I met my mother on Saturday at a Whole Foods back in Pembroke Pines where I grew up. We drank kale smoothies, her first time. I dumped half a shot of ginger in her smoothie which warranted a face cringing look of disgust. I emptied the rest of it into my juice, which looks like something that would have been poured over someone’s head on Nickelodeon back in the early 90’s.
I have embraced the juicing lifestyle with a determination that only a true addict could understand. I want to lose some weight and fill myself with healthier foods so I can look like a vegan for a cruise in March.
I got lost in the ice cream, cake and cookie abyss for a few months and trying to kick the sweets is like falling off a cliff. Dangling from the ledge of a bottomless canyon while I claw my way up to the surface. Nails breaking, skin raw and bloody. Somehow I managed to drag my sweet tooth over the edge where I rest in the land of fresh pressed juices and green smoothies from my Ninja blender.
My mom and I sat at Whole Foods where I unleashed how I have been feeling over the past few months. She did the same. It was a moment that needed to happen in order for us to reconnect. I feel like I have been trying to do a lot of that lately. In an attempt to shed some old skin, I’m having to embrace some old skin.

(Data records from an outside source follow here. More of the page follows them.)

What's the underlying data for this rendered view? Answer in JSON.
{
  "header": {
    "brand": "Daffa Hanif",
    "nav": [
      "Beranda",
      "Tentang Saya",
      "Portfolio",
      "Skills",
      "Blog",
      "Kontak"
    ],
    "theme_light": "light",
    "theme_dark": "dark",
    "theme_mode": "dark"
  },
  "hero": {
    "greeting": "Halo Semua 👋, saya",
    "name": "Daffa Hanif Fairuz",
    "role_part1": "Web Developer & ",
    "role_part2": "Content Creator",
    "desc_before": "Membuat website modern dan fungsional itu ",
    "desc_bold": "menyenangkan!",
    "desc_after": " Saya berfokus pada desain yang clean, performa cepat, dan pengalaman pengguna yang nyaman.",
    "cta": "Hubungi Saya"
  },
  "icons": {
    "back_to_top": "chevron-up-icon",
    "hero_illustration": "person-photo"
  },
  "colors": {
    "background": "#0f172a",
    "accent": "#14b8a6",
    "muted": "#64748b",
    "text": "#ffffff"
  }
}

I realize that the older I get, the more I can relate to my parents. How much I am like these two people who made me. We are in this life together, for better or for worse. They have seen my ugly. They have cleaned my vomit after nights of drinking. They have picked me up from jail. They have fought my battles. They have seen my destruction and never turned their backs. They have loved me unconditionally.
For better or for worse.
As my mother and I spoke, I began to see her as an equal. As someone who has walked with me through this journey and truly is with me in this life. We spoke about how we drift apart but come back together. John Donne’s poem A Valediction Forbidding Mourning immediately comes to mind. Two people who drift apart like a compass, only to come full circle and unite again.

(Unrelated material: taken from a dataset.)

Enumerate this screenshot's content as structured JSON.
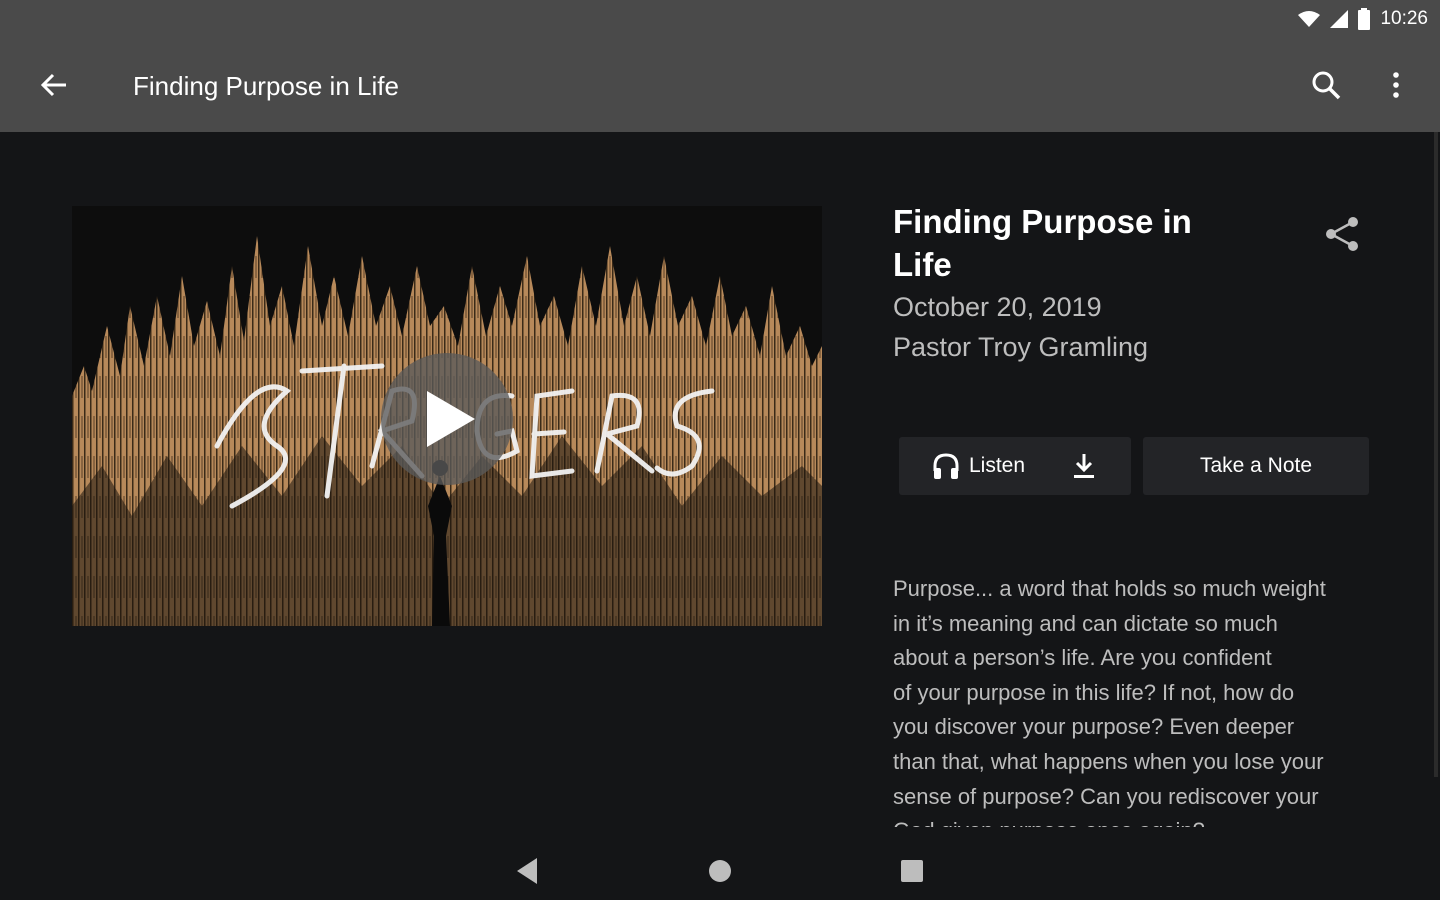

If they be two, they are two so
As stiff twin compasses are two;
Thy soul, the fix’d foot, makes no show
To move, but doth, if th’ other do.
And though it in the centre sit,
Yet, when the other far doth roam,
It leans, and hearkens after it,
And grows erect, as that comes home.
Such wilt thou be to me, who must,
Like th’ other foot, obliquely run ;
Thy firmness makes my circle just,
And makes me end where I begun.
I imagine it is a bittersweet process for a mother to watch her child grow up. The bird leaves the nest and everything she has worked for, worked toward, is gone. On his own to fly in whatever direction he chooses. And she is left alone to resume life for herself. Like all of a sudden the play button is pushed and it’s time to pick up the pieces from a life kept at bay for so long. What is her purpose now? Who does she take care of? Now what?
We stood in the Whole Foods parking lot. The sun made me squint. I looked at my mom who stared back at me with a smile on her face that I can only explain as true peace. Connecting with her son again.

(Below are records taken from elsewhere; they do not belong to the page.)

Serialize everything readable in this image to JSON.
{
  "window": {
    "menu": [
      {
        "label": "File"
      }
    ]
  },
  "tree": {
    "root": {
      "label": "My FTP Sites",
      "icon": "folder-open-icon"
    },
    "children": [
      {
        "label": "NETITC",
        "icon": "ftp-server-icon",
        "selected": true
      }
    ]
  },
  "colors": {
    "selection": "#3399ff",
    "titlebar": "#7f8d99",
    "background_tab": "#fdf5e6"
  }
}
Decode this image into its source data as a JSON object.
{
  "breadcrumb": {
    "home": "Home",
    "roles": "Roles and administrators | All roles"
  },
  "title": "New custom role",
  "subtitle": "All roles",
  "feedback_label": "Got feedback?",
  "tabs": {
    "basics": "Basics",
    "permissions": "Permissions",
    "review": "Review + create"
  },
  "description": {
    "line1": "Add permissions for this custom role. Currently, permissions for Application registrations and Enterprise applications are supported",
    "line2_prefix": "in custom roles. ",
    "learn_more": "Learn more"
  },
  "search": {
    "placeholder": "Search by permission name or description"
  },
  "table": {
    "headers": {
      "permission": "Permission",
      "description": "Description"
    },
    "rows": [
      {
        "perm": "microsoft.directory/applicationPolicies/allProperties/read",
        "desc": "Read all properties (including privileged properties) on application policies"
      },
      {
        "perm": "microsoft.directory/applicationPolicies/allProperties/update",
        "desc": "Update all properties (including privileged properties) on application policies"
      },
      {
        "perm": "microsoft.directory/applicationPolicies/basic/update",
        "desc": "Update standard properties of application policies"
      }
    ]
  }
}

“My fear is that if something ever happened, you would not defend me. You wouldn’t have my back.” She spoke honestly and from a place that I understood as fear. Fear of losing her only son to someone else, fear that she wasn’t good enough, fear of abandonment or whatever it may have been. “I love you, Ryan, and I just miss you.”
“You should never doubt that I have your back,” I said. “You are one of the most important people in my life. I would always stand by your side no matter what.” I noticed just how human she is. That just because she is my mother, doesn’t mean that she has surpassed these same feelings that I have. That anybody has.
“It’s like anything in life, mom. We grow together then grow apart, then hopefully we reconnect stronger than ever. I had to go off and do my own thing, to develop independently and find myself. It’s all so necessary to get us where we’re going.” What I was saying just kind of made sense at the time. I didn’t know where it was coming from, or how I knew it. But I knew it to be true for me. “We all have our journey. But today we are able to relate to each other in a much more substantial way than we ever could have when I was a kid. And that’s the biggest difference. Our relationship today is stronger than it was because so much has happened.”
She looked at me and smiled.
“I’m just so proud of you,” she said.
And that’s all I ever wanted to hear.